Dia, seperti kebanyakan yang lain, adalah seorang Uighur yang dianiaya dari provinsi Xinjiang di Cina.

Ayah Abdul Hameed tiba di Rawalpindi 50 tahun yang lalu untuk bekerja di sebuah wisma yang dikhususkan bagi Uighur yang akan pergi ke Arab Saudi untuk menunaikan ibadah haji.

Namun saat ini, wisma yang tidak jauh dari restoran Abdul Hameed itu dibiarkan menjadi pasar. Menurut warga, wisma ditutup atas permintaan Cina pada tahun 2006.

Orang-orang Uighur telah bermigrasi ke Pakistan sejak akhir abad ke-19 dan awal abad ke-20. Sebagian mereka bekerja sebagai pedagang dan sisanya sebagai pelarian dari kejamnya penganiayaan rezim komunis Cina.

Tindakan brutal Cina terhadap Uighur telah menjadi berita utama di seluruh dunia. Tiga juta orang Uighur diyakini telah ditahan di kamp konsentrasi yang disebut “kamp pendidikan ulang”. Mereka dipaksa untuk meninggalkan Islam.

Di Pakistan, ada sekitar 2.000 orang Uighur, selama beberapa dekade mereka tidak terlalu menampakkan diri, sehingga sangat sedikit orang yang bahkan menyadari keberadaan mereka.

Namun tetap saja keberadaan mereka tidak luput dari sorotan Cina yang menjadi “saudara besi” Pakistan karena memberi bantuan saat krisis ekonomi melanda. Menurut warga, Cina telah menekan Pakistan untuk tidak memberikan kritik.

“Mereka ingin menghabisi orang-orang Uighur,” kata Abdul Hameed, merujuk pada orang Cina. “Di sini, kita tidak bisa melakukan apa pun sesuai keinginan kita karena Cina mengejar kita.”

Perlu diketahui, Beijing telah menginvestasikan $ 62 miliar (sekitar Rp875 triliun) untuk pembangunan Koridor Ekonomi Cina-Pakistan (CPEC), yang akan menghubungkan Kashgar di Xinjiang ke pelabuhan Gwadar selatan di Pakistan. Cina juga telah menjanjikan bantuan keuangan kepada negara itu, yang sangat ingin menyelesaikan masalah ekonominya.

Meskipun Pakistan sering menyoroti nasib minoritas Muslim di seluruh dunia, dalam persoalan Uighur, negara itu tidak ingin membuat marah tetangganya yang kuat.

Orang-orang Uighur di Pakistan tahu betul apa yang terjadi di Cina karena banyak anggota keluarga mereka yang masih tinggal di Xinjiang. Mayoritas tidak dapat berkomunikasi dengan mereka selama dua tahun terakhir karena ditahan di kamp.
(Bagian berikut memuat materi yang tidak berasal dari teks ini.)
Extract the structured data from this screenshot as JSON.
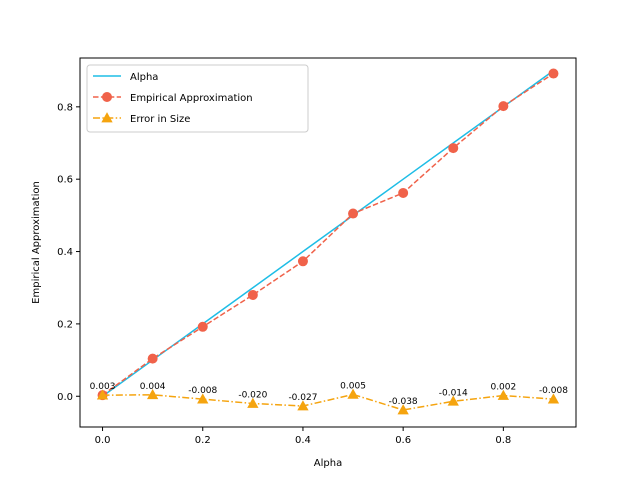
{
  "chart_data": {
    "type": "line",
    "title": "",
    "xlabel": "Alpha",
    "ylabel": "Empirical Approximation",
    "xlim": [
      -0.045,
      0.945
    ],
    "ylim": [
      -0.085,
      0.935
    ],
    "xticks": [
      0.0,
      0.2,
      0.4,
      0.6,
      0.8
    ],
    "xtick_labels": [
      "0.0",
      "0.2",
      "0.4",
      "0.6",
      "0.8"
    ],
    "yticks": [
      0.0,
      0.2,
      0.4,
      0.6,
      0.8
    ],
    "ytick_labels": [
      "0.0",
      "0.2",
      "0.4",
      "0.6",
      "0.8"
    ],
    "grid": false,
    "legend_position": "top-left",
    "x": [
      0.0,
      0.1,
      0.2,
      0.3,
      0.4,
      0.5,
      0.6,
      0.7,
      0.8,
      0.9
    ],
    "series": [
      {
        "name": "Alpha",
        "values": [
          0.0,
          0.1,
          0.2,
          0.3,
          0.4,
          0.5,
          0.6,
          0.7,
          0.8,
          0.9
        ],
        "color": "#1ebde6",
        "line_style": "solid",
        "marker": "none"
      },
      {
        "name": "Empirical Approximation",
        "values": [
          0.003,
          0.104,
          0.192,
          0.28,
          0.373,
          0.505,
          0.562,
          0.686,
          0.802,
          0.892
        ],
        "color": "#f0624a",
        "line_style": "dashed",
        "marker": "circle"
      },
      {
        "name": "Error in Size",
        "values": [
          0.003,
          0.004,
          -0.008,
          -0.02,
          -0.027,
          0.005,
          -0.038,
          -0.014,
          0.002,
          -0.008
        ],
        "color": "#f5a40f",
        "line_style": "dashdot",
        "marker": "triangle"
      }
    ],
    "annotations": [
      "0.003",
      "0.004",
      "-0.008",
      "-0.020",
      "-0.027",
      "0.005",
      "-0.038",
      "-0.014",
      "0.002",
      "-0.008"
    ]
  }
}
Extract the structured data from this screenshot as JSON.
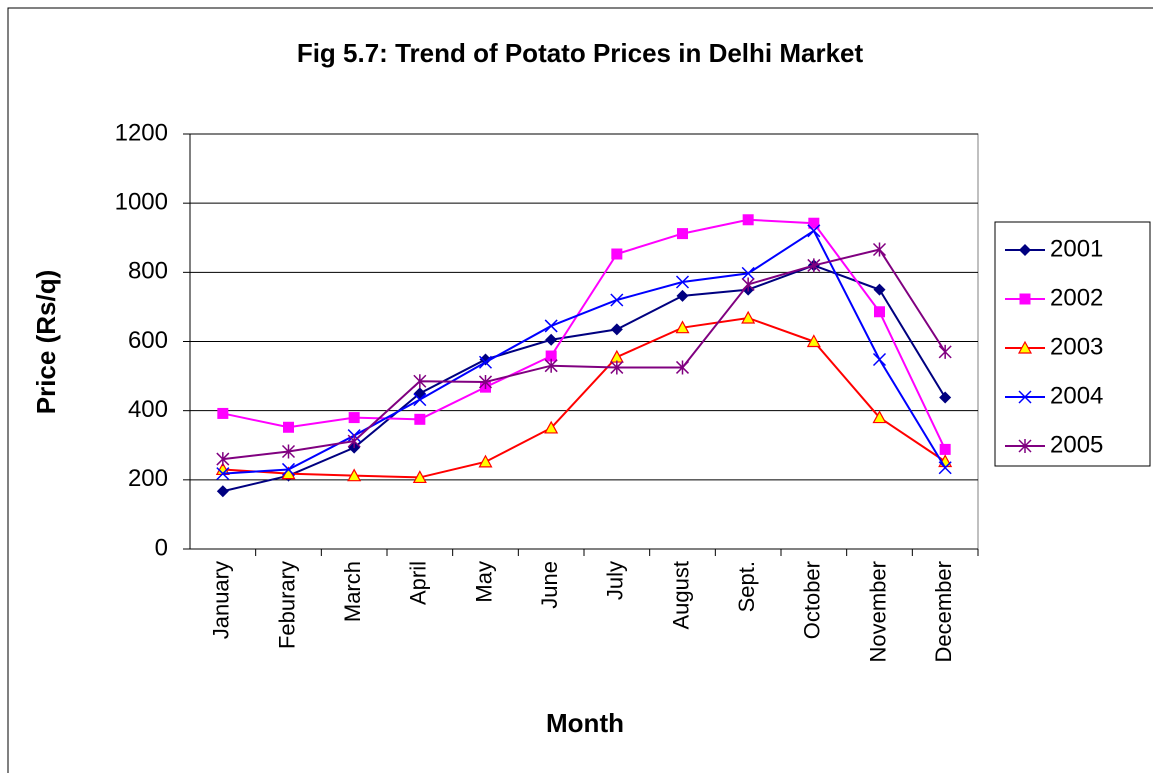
{
  "chart_data": {
    "type": "line",
    "title": "Fig 5.7: Trend of Potato Prices in Delhi Market",
    "x_label": "Month",
    "y_label": "Price (Rs/q)",
    "categories": [
      "January",
      "Feburary",
      "March",
      "April",
      "May",
      "June",
      "July",
      "August",
      "Sept.",
      "October",
      "November",
      "December"
    ],
    "series": [
      {
        "name": "2001",
        "color": "#000080",
        "marker": "diamond",
        "values": [
          167,
          212,
          293,
          450,
          548,
          605,
          635,
          732,
          750,
          820,
          750,
          438
        ]
      },
      {
        "name": "2002",
        "color": "#FF00FF",
        "marker": "square",
        "values": [
          392,
          352,
          380,
          375,
          468,
          558,
          853,
          912,
          952,
          942,
          686,
          288
        ]
      },
      {
        "name": "2003",
        "color": "#FF0000",
        "marker": "triangle",
        "marker_fill": "#FFFF00",
        "values": [
          230,
          218,
          212,
          207,
          252,
          350,
          555,
          640,
          668,
          600,
          380,
          253
        ]
      },
      {
        "name": "2004",
        "color": "#0000FF",
        "marker": "x",
        "values": [
          218,
          230,
          328,
          432,
          540,
          645,
          720,
          772,
          797,
          920,
          548,
          235
        ]
      },
      {
        "name": "2005",
        "color": "#800080",
        "marker": "star",
        "values": [
          260,
          282,
          312,
          485,
          483,
          530,
          525,
          525,
          765,
          820,
          866,
          570
        ]
      }
    ],
    "ylim": [
      0,
      1200
    ],
    "yticks": [
      0,
      200,
      400,
      600,
      800,
      1000,
      1200
    ],
    "grid": true,
    "legend": "right"
  }
}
“Dari keluarga kami, 300 orang berada di dalam (kamp-kamp),” kata Abdul Hameed. “Bahkan kakakku ada di dalam.”

Abdul Latif, seorang pedagang sutra, menceritakan saudaranya yang tinggal di Xinjiang. “Tidak ada berita tentang mereka,” katanya.

“Kita tidak bisa menelepon mereka. Jika mereka mendapat telepon dari sini -sekalipun mereka tidak mengangkatnya- setelah beberapa jam polisi akan datang dan bertanya siapa yang menelepon, apa hubungannya dengan mereka, berapa lama sudah mengenal mereka. Hanya dengan alasan ini, mereka akan ditangkap.”